You can easily replicate this with a t2-micro or t2-small Amazon Linux instance.
(no cheating with CentOS or Vagrant - use the real thing - I will buy you a beer at {ON} for the costs - $0.026 per Hour)

When looking at the support metrics of elastic, there are "x" (i.e. not) in the column for Amazon Linux for Logstash - all the other products are green. So, it seems to be a known issue. Would be nice to know

  • what this causes the issues
  • if there is any plan/option to address this.

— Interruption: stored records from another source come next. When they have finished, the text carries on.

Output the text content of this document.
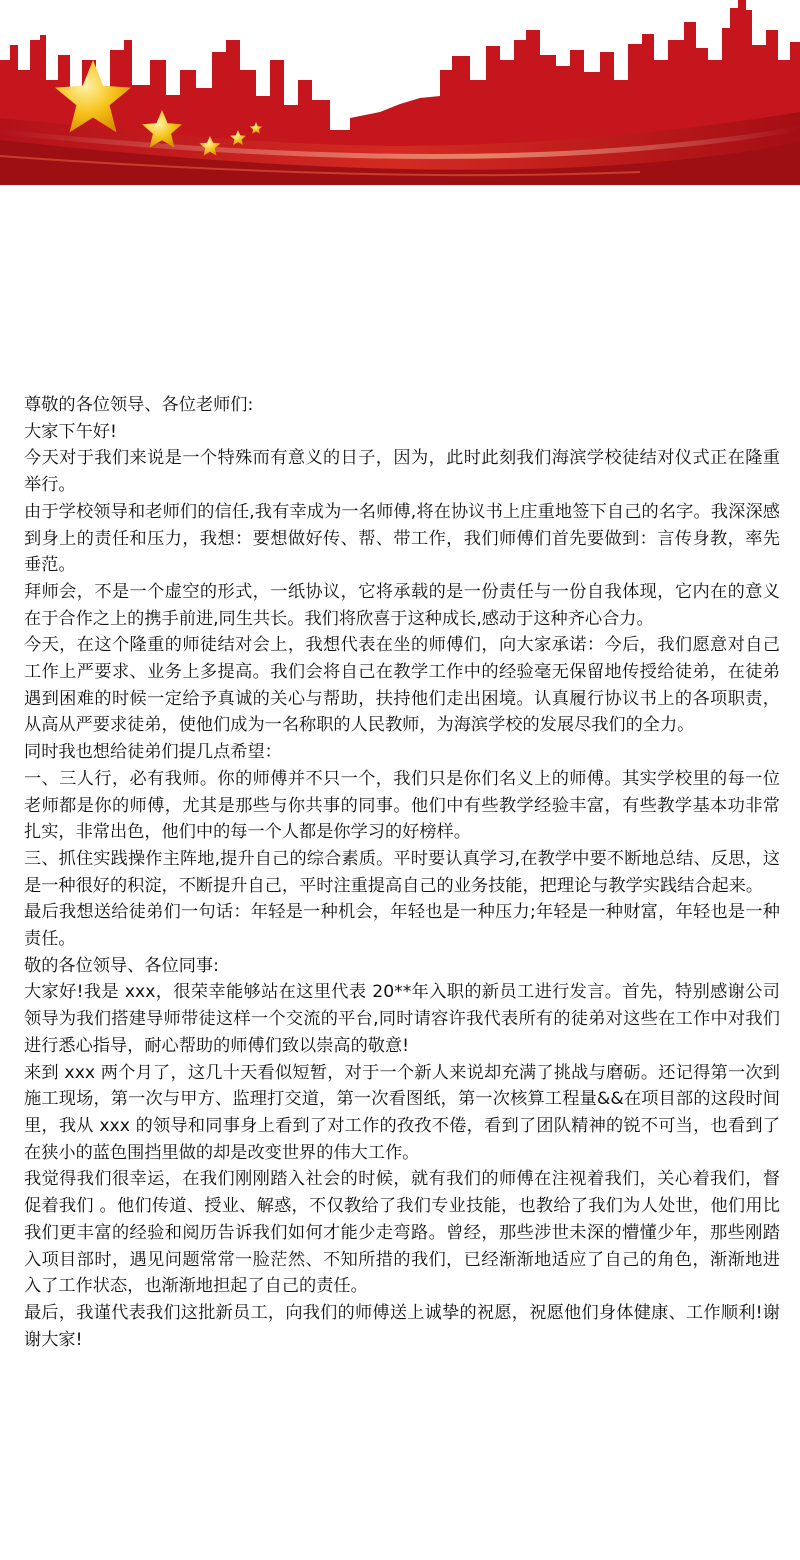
尊敬的各位领导、各位老师们:

大家下午好!

今天对于我们来说是一个特殊而有意义的日子，因为，此时此刻我们海滨学校徒结对仪式正在隆重举行。

由于学校领导和老师们的信任,我有幸成为一名师傅,将在协议书上庄重地签下自己的名字。我深深感到身上的责任和压力，我想：要想做好传、帮、带工作，我们师傅们首先要做到：言传身教，率先垂范。

拜师会，不是一个虚空的形式，一纸协议，它将承载的是一份责任与一份自我体现，它内在的意义在于合作之上的携手前进,同生共长。我们将欣喜于这种成长,感动于这种齐心合力。

今天，在这个隆重的师徒结对会上，我想代表在坐的师傅们，向大家承诺：今后，我们愿意对自己工作上严要求、业务上多提高。我们会将自己在教学工作中的经验毫无保留地传授给徒弟，在徒弟遇到困难的时候一定给予真诚的关心与帮助，扶持他们走出困境。认真履行协议书上的各项职责，从高从严要求徒弟，使他们成为一名称职的人民教师，为海滨学校的发展尽我们的全力。

同时我也想给徒弟们提几点希望：

一、三人行，必有我师。你的师傅并不只一个，我们只是你们名义上的师傅。其实学校里的每一位老师都是你的师傅，尤其是那些与你共事的同事。他们中有些教学经验丰富，有些教学基本功非常扎实，非常出色，他们中的每一个人都是你学习的好榜样。

三、抓住实践操作主阵地,提升自己的综合素质。平时要认真学习,在教学中要不断地总结、反思，这是一种很好的积淀，不断提升自己，平时注重提高自己的业务技能，把理论与教学实践结合起来。

最后我想送给徒弟们一句话：年轻是一种机会，年轻也是一种压力;年轻是一种财富，年轻也是一种责任。

敬的各位领导、各位同事:

大家好!我是 xxx，很荣幸能够站在这里代表 20**年入职的新员工进行发言。首先，特别感谢公司领导为我们搭建导师带徒这样一个交流的平台,同时请容许我代表所有的徒弟对这些在工作中对我们进行悉心指导，耐心帮助的师傅们致以崇高的敬意!

来到 xxx 两个月了，这几十天看似短暂，对于一个新人来说却充满了挑战与磨砺。还记得第一次到施工现场，第一次与甲方、监理打交道，第一次看图纸，第一次核算工程量&&在项目部的这段时间里，我从 xxx 的领导和同事身上看到了对工作的孜孜不倦，看到了团队精神的锐不可当，也看到了在狭小的蓝色围挡里做的却是改变世界的伟大工作。

我觉得我们很幸运，在我们刚刚踏入社会的时候，就有我们的师傅在注视着我们，关心着我们，督促着我们 。他们传道、授业、解惑，不仅教给了我们专业技能，也教给了我们为人处世，他们用比我们更丰富的经验和阅历告诉我们如何才能少走弯路。曾经，那些涉世未深的懵懂少年，那些刚踏入项目部时，遇见问题常常一脸茫然、不知所措的我们，已经渐渐地适应了自己的角色，渐渐地进入了工作状态，也渐渐地担起了自己的责任。

最后，我谨代表我们这批新员工，向我们的师傅送上诚挚的祝愿，祝愿他们身体健康、工作顺利!谢谢大家!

You're using a shared architecture. If Logstash is slow to start, try adding the extra entropy as linked above. Some users have seen 5 to 10 minute start times decrease to less than 20 seconds.

Hi,
And thanks for the support. I figure out that elasticsearch 5.x have a new feature ingest that can be enough to just parse logs. So no need to install Logstash.

I tried to follow the instruction in this blog post:

But there's only part-1, some typo errors and I can't make it work correctly. Can somebody confirm that the ingest is enough so I can dig more and try to make it work.

Hope it can help AWS users that just want a log server.

It may well be that Ingest node is sufficient for your needs. But Ingest is only a small subset of what Logstash does, so if you only need grok and GeoIP and such, then you're probably okay using it. If you need a feature that Ingest does not support, you'll need to use Logstash.